Cotton, Calvin U.   
Binnacle Biosciences, LLC, Cleveland, OH, United States

This proposal is a NHLBI-RFA (R44) to develop and validate a novel human cell-based diagnostic tool for predicting individual cystic fibrosis (CF) patient responses to drugs that improve the function of mutated forms of the cystic fibrosis transmembrane conductance regulator (CFTR) protein. Large- scale in vitro expansion of human nasal epithelial cells is now feasible. The primary cells, when differentiated as air/liquid interface cultures (ALI), recapitulate a patient-specific CFTR phenotype and provide a sensitive and reproducible platform for testing CFTR-directed therapeutics. Transepithelial ion transport is a direct measure of CFTR function and in vitro demonstration of improved function of mutated CFTR has been shown to predict clinical benefit in specific patients. Nasal epithelial cells are collected from CF subjects, cultured, and cryopreserved to generate a bank of cells of known CFTR genotype. Cells are expanded, seeded onto filter supports for ALI culture (up to ~5,000 cultures/subject), differentiated, tested for CFTR expression and activity. The immediate goals of this project are to use the primary HNE cell cultures to: 1) establish reproducibility of inter-patient CFTR- drug response variability, 2) determine if in vitro responses predict long-term in vivo clinical benefit, and 3) identify rare mutations that respond to existing CFTR modulators.
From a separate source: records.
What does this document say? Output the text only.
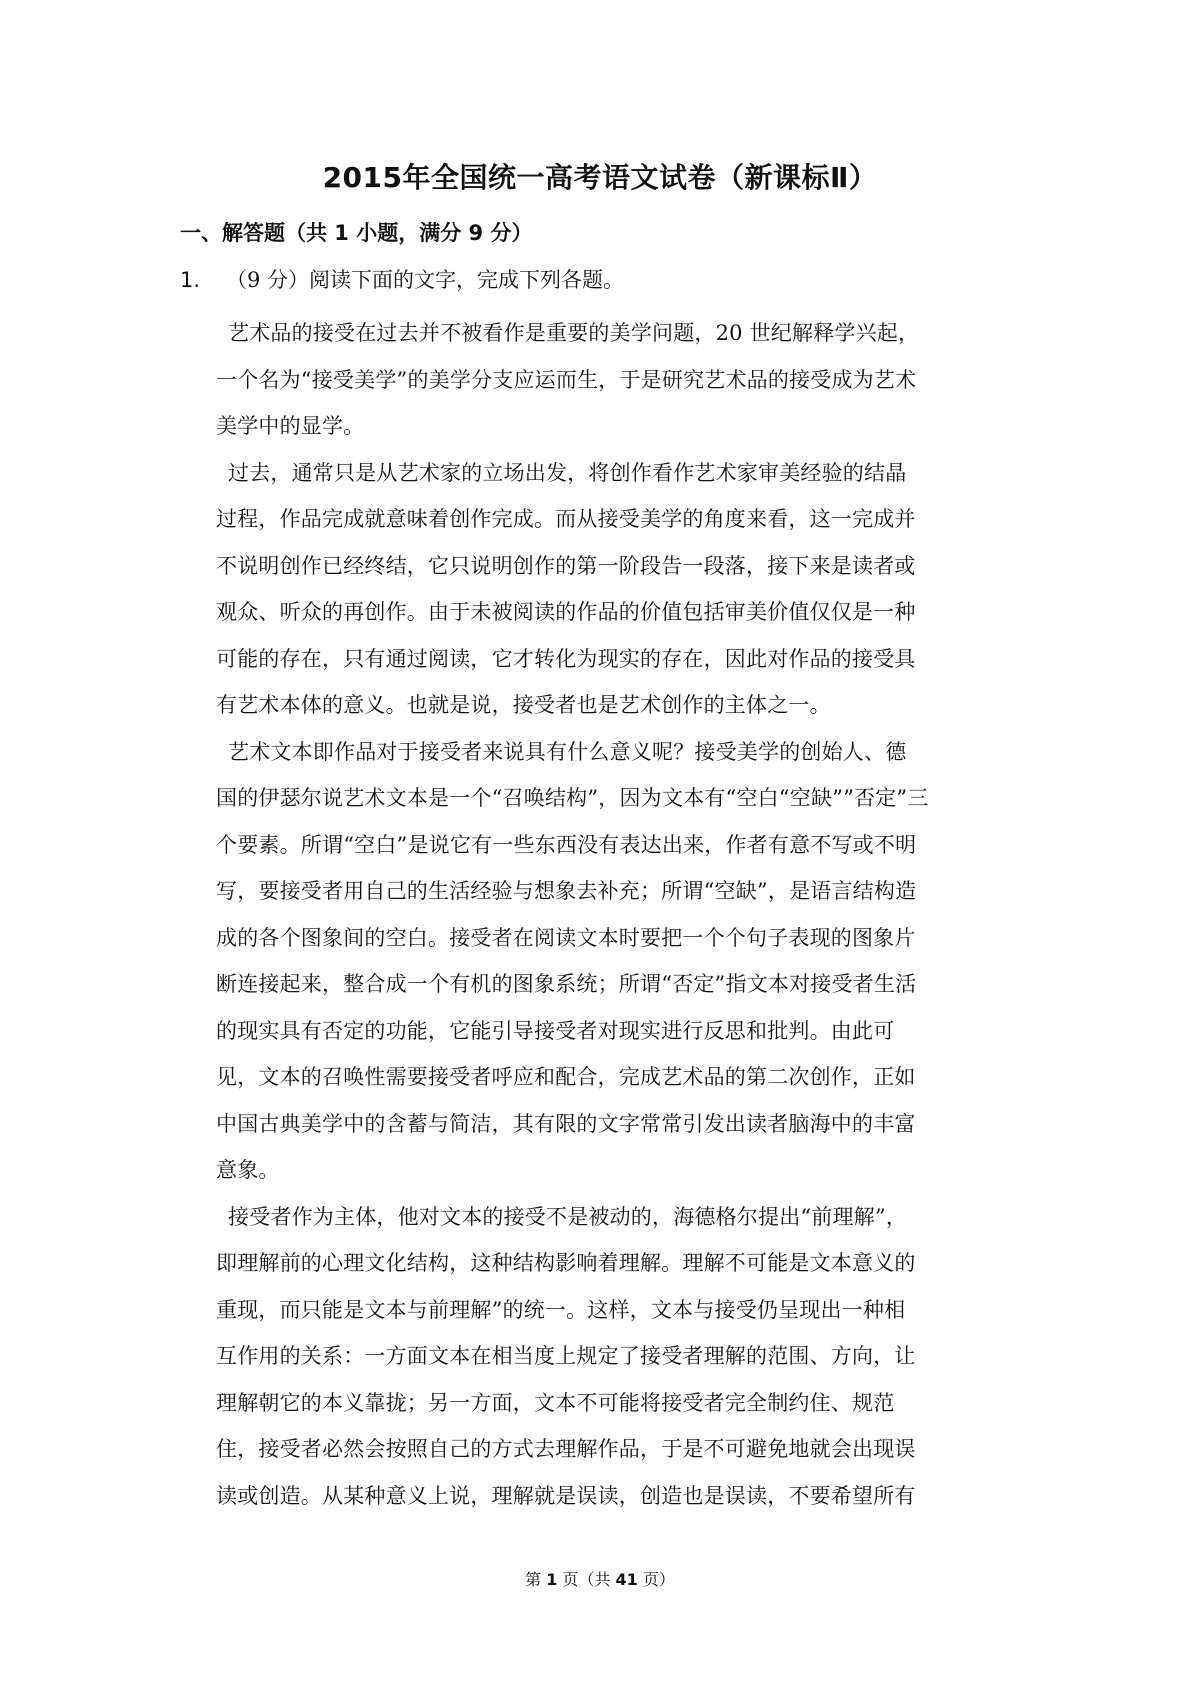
2015年全国统一高考语文试卷（新课标Ⅱ）
一、解答题（共 1 小题，满分 9 分）
1. （9 分）阅读下面的文字，完成下列各题。
艺术品的接受在过去并不被看作是重要的美学问题，20 世纪解释学兴起，
一个名为“接受美学”的美学分支应运而生，于是研究艺术品的接受成为艺术
美学中的显学。
过去，通常只是从艺术家的立场出发，将创作看作艺术家审美经验的结晶
过程，作品完成就意味着创作完成。而从接受美学的角度来看，这一完成并
不说明创作已经终结，它只说明创作的第一阶段告一段落，接下来是读者或
观众、听众的再创作。由于未被阅读的作品的价值包括审美价值仅仅是一种
可能的存在，只有通过阅读，它才转化为现实的存在，因此对作品的接受具
有艺术本体的意义。也就是说，接受者也是艺术创作的主体之一。
艺术文本即作品对于接受者来说具有什么意义呢？接受美学的创始人、德
国的伊瑟尔说艺术文本是一个“召唤结构”，因为文本有“空白“空缺””否定”三
个要素。所谓“空白”是说它有一些东西没有表达出来，作者有意不写或不明
写，要接受者用自己的生活经验与想象去补充；所谓“空缺”，是语言结构造
成的各个图象间的空白。接受者在阅读文本时要把一个个句子表现的图象片
断连接起来，整合成一个有机的图象系统；所谓“否定”指文本对接受者生活
的现实具有否定的功能，它能引导接受者对现实进行反思和批判。由此可
见，文本的召唤性需要接受者呼应和配合，完成艺术品的第二次创作，正如
中国古典美学中的含蓄与简洁，其有限的文字常常引发出读者脑海中的丰富
意象。
接受者作为主体，他对文本的接受不是被动的，海德格尔提出“前理解”，
即理解前的心理文化结构，这种结构影响着理解。理解不可能是文本意义的
重现，而只能是文本与前理解”的统一。这样，文本与接受仍呈现出一种相
互作用的关系：一方面文本在相当度上规定了接受者理解的范围、方向，让
理解朝它的本义靠拢；另一方面，文本不可能将接受者完全制约住、规范
住，接受者必然会按照自己的方式去理解作品，于是不可避免地就会出现误
读或创造。从某种意义上说，理解就是误读，创造也是误读，不要希望所有
第 1 页（共 41 页）
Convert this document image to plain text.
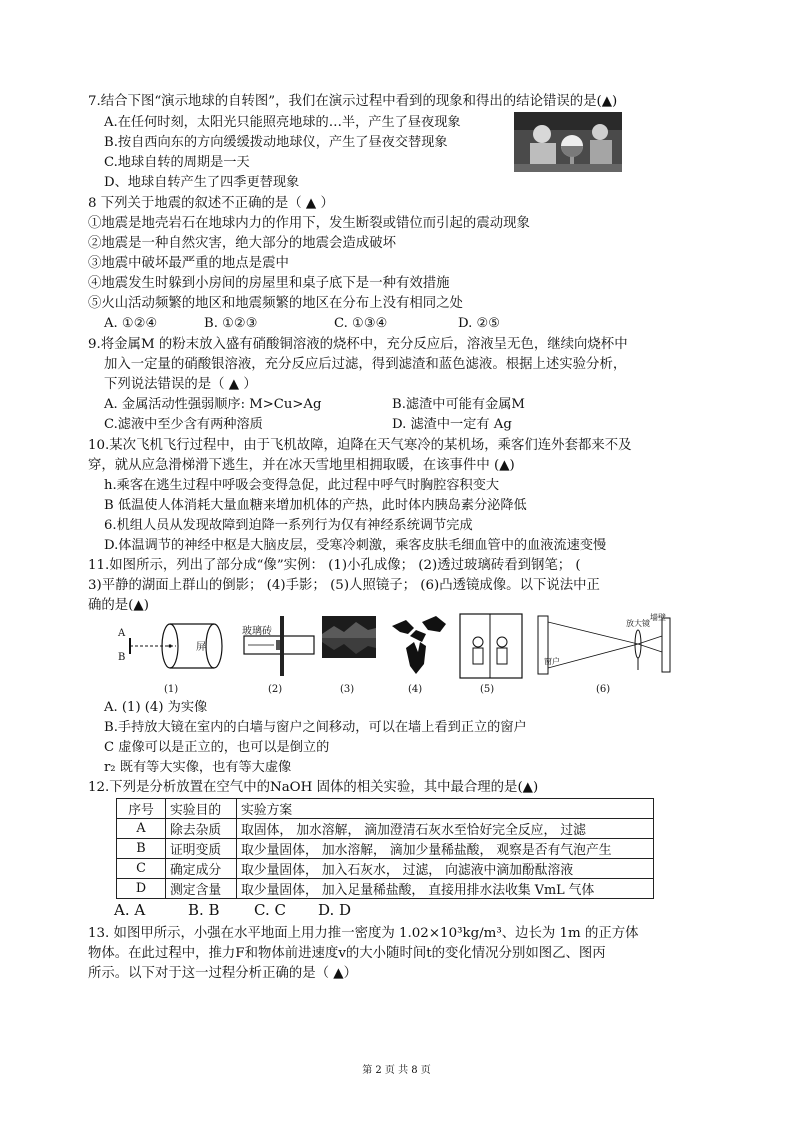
7.结合下图“演示地球的自转图”，我们在演示过程中看到的现象和得出的结论错误的是(▲)
A.在任何时刻，太阳光只能照亮地球的…半，产生了昼夜现象
B.按自西向东的方向缓缓拨动地球仪，产生了昼夜交替现象
C.地球自转的周期是一天
D、地球自转产生了四季更替现象
8 下列关于地震的叙述不正确的是（ ▲ ）
①地震是地壳岩石在地球内力的作用下，发生断裂或错位而引起的震动现象
②地震是一种自然灾害，绝大部分的地震会造成破坏
③地震中破坏最严重的地点是震中
④地震发生时躲到小房间的房屋里和桌子底下是一种有效措施
⑤火山活动频繁的地区和地震频繁的地区在分布上没有相同之处
A. ①②④	B. ①②③	C. ①③④	D. ②⑤
9.将金属M 的粉末放入盛有硝酸铜溶液的烧杯中，充分反应后，溶液呈无色，继续向烧杯中
加入一定量的硝酸银溶液，充分反应后过滤，得到滤渣和蓝色滤液。根据上述实验分析，
下列说法错误的是（ ▲ ）
A. 金属活动性强弱顺序: M>Cu>Ag	B.滤渣中可能有金属M
C.滤液中至少含有两种溶质	D. 滤渣中一定有 Ag
10.某次飞机飞行过程中，由于飞机故障，迫降在天气寒冷的某机场，乘客们连外套都来不及
穿，就从应急滑梯滑下逃生，并在冰天雪地里相拥取暖，在该事件中 (▲)
h.乘客在逃生过程中呼吸会变得急促，此过程中呼气时胸腔容积变大
B 低温使人体消耗大量血糖来增加机体的产热，此时体内胰岛素分泌降低
6.机组人员从发现故障到迫降一系列行为仅有神经系统调节完成
D.体温调节的神经中枢是大脑皮层，受寒冷刺激，乘客皮肤毛细血管中的血液流速变慢
11.如图所示，列出了部分成“像”实例： (1)小孔成像； (2)透过玻璃砖看到钢笔； (
3)平静的湖面上群山的倒影； (4)手影； (5)人照镜子； (6)凸透镜成像。以下说法中正
确的是(▲)
A
B
屏
(1)
玻璃砖
(2)	(3)	(4)	(5)
窗户
放大镜
墙壁
(6)
A. (1) (4) 为实像
B.手持放大镜在室内的白墙与窗户之间移动，可以在墙上看到正立的窗户
C 虚像可以是正立的，也可以是倒立的
r₂ 既有等大实像，也有等大虚像
12.下列是分析放置在空气中的NaOH 固体的相关实验，其中最合理的是(▲)
序号	实验目的	实验方案
A	除去杂质	取固体， 加水溶解， 滴加澄清石灰水至恰好完全反应， 过滤
B	证明变质	取少量固体， 加水溶解， 滴加少量稀盐酸， 观察是否有气泡产生
C	确定成分	取少量固体， 加入石灰水， 过滤， 向滤液中滴加酚酞溶液
D	测定含量	取少量固体， 加入足量稀盐酸， 直接用排水法收集 VmL 气体
A. A	B. B C. C D. D
13. 如图甲所示，小强在水平地面上用力推一密度为 1.02×10³kg/m³、边长为 1m 的正方体
物体。在此过程中，推力F和物体前进速度v的大小随时间t的变化情况分别如图乙、图丙
所示。以下对于这一过程分析正确的是（ ▲）
第 2 页 共 8 页
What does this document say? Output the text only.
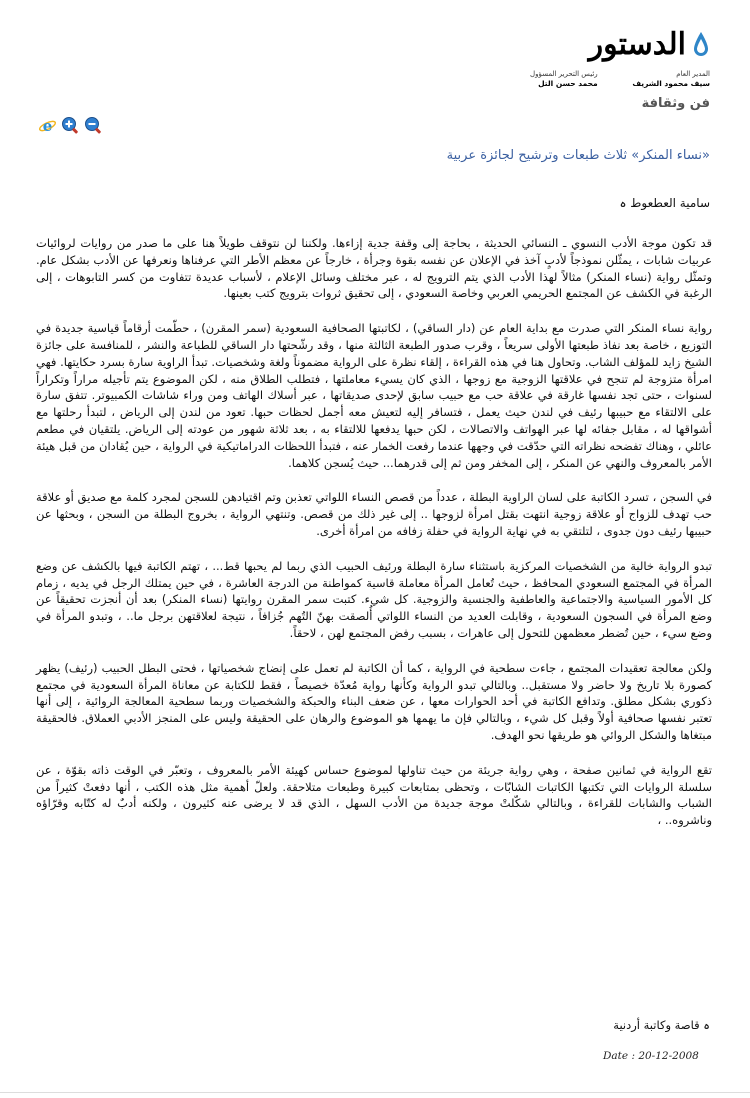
الدستور
المدير العام
سيف محمود الشريف
رئيس التحرير المسؤول
محمد حسن التل
فن وثقافة
e
«نساء المنكر» ثلاث طبعات وترشيح لجائزة عربية
سامية العطعوط ہ

قد تكون موجة الأدب النسوي ـ النسائي الحديثة ، بحاجة إلى وقفة جدية إزاءها. ولكننا لن نتوقف طويلاً هنا على ما صدر من روايات لروائيات عربيات شابات ، يمثّلن نموذجاً لأدبٍ آخذ في الإعلان عن نفسه بقوة وجرأة ، خارجاً عن معظم الأطر التي عرفناها ونعرفها عن الأدب بشكل عام. وتمثّل رواية (نساء المنكر) مثالاً لهذا الأدب الذي يتم الترويج له ، عبر مختلف وسائل الإعلام ، لأسباب عديدة تتفاوت من كسر التابوهات ، إلى الرغبة في الكشف عن المجتمع الحريمي العربي وخاصة السعودي ، إلى تحقيق ثروات بترويج كتب بعينها.

رواية نساء المنكر التي صدرت مع بداية العام عن (دار الساقي) ، لكاتبتها الصحافية السعودية (سمر المقرن) ، حطّمت أرقاماً قياسية جديدة في التوزيع ، خاصة بعد نفاذ طبعتها الأولى سريعاً ، وقرب صدور الطبعة الثالثة منها ، وقد رشّحتها دار الساقي للطباعة والنشر ، للمنافسة على جائزة الشيخ زايد للمؤلف الشاب. وتحاول هنا في هذه القراءة ، إلقاء نظرة على الرواية مضموناً ولغة وشخصيات. تبدأ الراوية سارة بسرد حكايتها. فهي امرأة متزوجة لم تنجح في علاقتها الزوجية مع زوجها ، الذي كان يسيء معاملتها ، فتطلب الطلاق منه ، لكن الموضوع يتم تأجيله مراراً وتكراراً لسنوات ، حتى تجد نفسها غارقة في علاقة حب مع حبيب سابق لإحدى صديقاتها ، عبر أسلاك الهاتف ومن وراء شاشات الكمبيوتر. تتفق سارة على الالتقاء مع حبيبها رئيف في لندن حيث يعمل ، فتسافر إليه لتعيش معه أجمل لحظات حبها. تعود من لندن إلى الرياض ، لتبدأ رحلتها مع أشواقها له ، مقابل جفائه لها عبر الهواتف والاتصالات ، لكن حبها يدفعها للالتقاء به ، بعد ثلاثة شهور من عودته إلى الرياض. يلتقيان في مطعم عائلي ، وهناك تفضحه نظراته التي حدّقت في وجهها عندما رفعت الخمار عنه ، فتبدأ اللحظات الدراماتيكية في الرواية ، حين يُقادان من قبل هيئة الأمر بالمعروف والنهي عن المنكر ، إلى المخفر ومن ثم إلى قدرهما... حيث يُسجن كلاهما.

في السجن ، تسرد الكاتبة على لسان الراوية البطلة ، عدداً من قصص النساء اللواتي تعذبن وتم اقتيادهن للسجن لمجرد كلمة مع صديق أو علاقة حب تهدف للزواج أو علاقة زوجية انتهت بقتل امرأة لزوجها .. إلى غير ذلك من قصص. وتنتهي الرواية ، بخروج البطلة من السجن ، وبحثها عن حبيبها رئيف دون جدوى ، لتلتقي به في نهاية الرواية في حفلة زفافه من امرأة أخرى.

تبدو الرواية خالية من الشخصيات المركزية باستثناء سارة البطلة ورئيف الحبيب الذي ربما لم يحبها قط... ، تهتم الكاتبة فيها بالكشف عن وضع المرأة في المجتمع السعودي المحافظ ، حيث تُعامل المرأة معاملة قاسية كمواطنة من الدرجة العاشرة ، في حين يمتلك الرجل في يديه ، زمام كل الأمور السياسية والاجتماعية والعاطفية والجنسية والزوجية. كل شيء. كتبت سمر المقرن روايتها (نساء المنكر) بعد أن أنجزت تحقيقاً عن وضع المرأة في السجون السعودية ، وقابلت العديد من النساء اللواتي أُلصقت بهنّ التُهم جُزافاً ، نتيجة لعلاقتهن برجل ما.. ، وتبدو المرأة في وضع سيء ، حين تُضطر معظمهن للتحول إلى عاهرات ، بسبب رفض المجتمع لهن ، لاحقاً.

ولكن معالجة تعقيدات المجتمع ، جاءت سطحية في الرواية ، كما أن الكاتبة لم تعمل على إنضاج شخصياتها ، فحتى البطل الحبيب (رئيف) يظهر كصورة بلا تاريخ ولا حاضر ولا مستقبل.. وبالتالي تبدو الرواية وكأنها رواية مُعدّة خصيصاً ، فقط للكتابة عن معاناة المرأة السعودية في مجتمع ذكوري بشكل مطلق. وتدافع الكاتبة في أحد الحوارات معها ، عن ضعف البناء والحبكة والشخصيات وربما سطحية المعالجة الروائية ، إلى أنها تعتبر نفسها صحافية أولاً وقبل كل شيء ، وبالتالي فإن ما يهمها هو الموضوع والرهان على الحقيقة وليس على المنجز الأدبي العملاق. فالحقيقة مبتغاها والشكل الروائي هو طريقها نحو الهدف.

تقع الرواية في ثمانين صفحة ، وهي رواية جريئة من حيث تناولها لموضوع حساس كهيئة الأمر بالمعروف ، وتعبّر في الوقت ذاته بقوّة ، عن سلسلة الروايات التي تكتبها الكاتبات الشابّات ، وتحظى بمتابعات كبيرة وطبعات متلاحقة. ولعلّ أهمية مثل هذه الكتب ، أنها دفعتْ كثيراً من الشباب والشابات للقراءة ، وبالتالي شكّلتْ موجة جديدة من الأدب السهل ، الذي قد لا يرضى عنه كثيرون ، ولكنه أدبٌ له كتّابه وقرّاؤه وناشروه.. ،

ہ قاصة وكاتبة أردنية
Date : 20-12-2008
The long term goal is to show that this in vitro human cell model predicts individual patient responses to CFTR-directed therapeutics and to develop a diagnostic platform to guide optimization of personalized therapies for all CF patients.

Public Health Relevance

The goal of the work described in this proposal is to develop and validate a novel human cell-based diagnostic tool for predicting individual patient responses to drugs that improve the function of mutated forms of the cystic fibrosis transmembrane conductance regulator (CFTR) protein, which is defective in cystic fibrosis (CF) patients. We will collect human nasal epithelial cells from living-donors using a simple, cost-effective, minimally-invasive nasal brushing procedure. The cells are expanded in the laboratory and electrophysiological methods are used to measure CFTR ion transport activity. Previous studies have shown that drug-induced increases ion transport activity in airway epithelial cells predict clinical benefit. This work will establish the protocols for collecting, growing, and testing the cells and will generate data to validate the use of this model for predicting responses of individual CF patients to CFTR-directed drugs. Ultimately the goal is to be able to take advantage of new CFTR drugs as they come to market and deliver personalized therapies for all CF patients.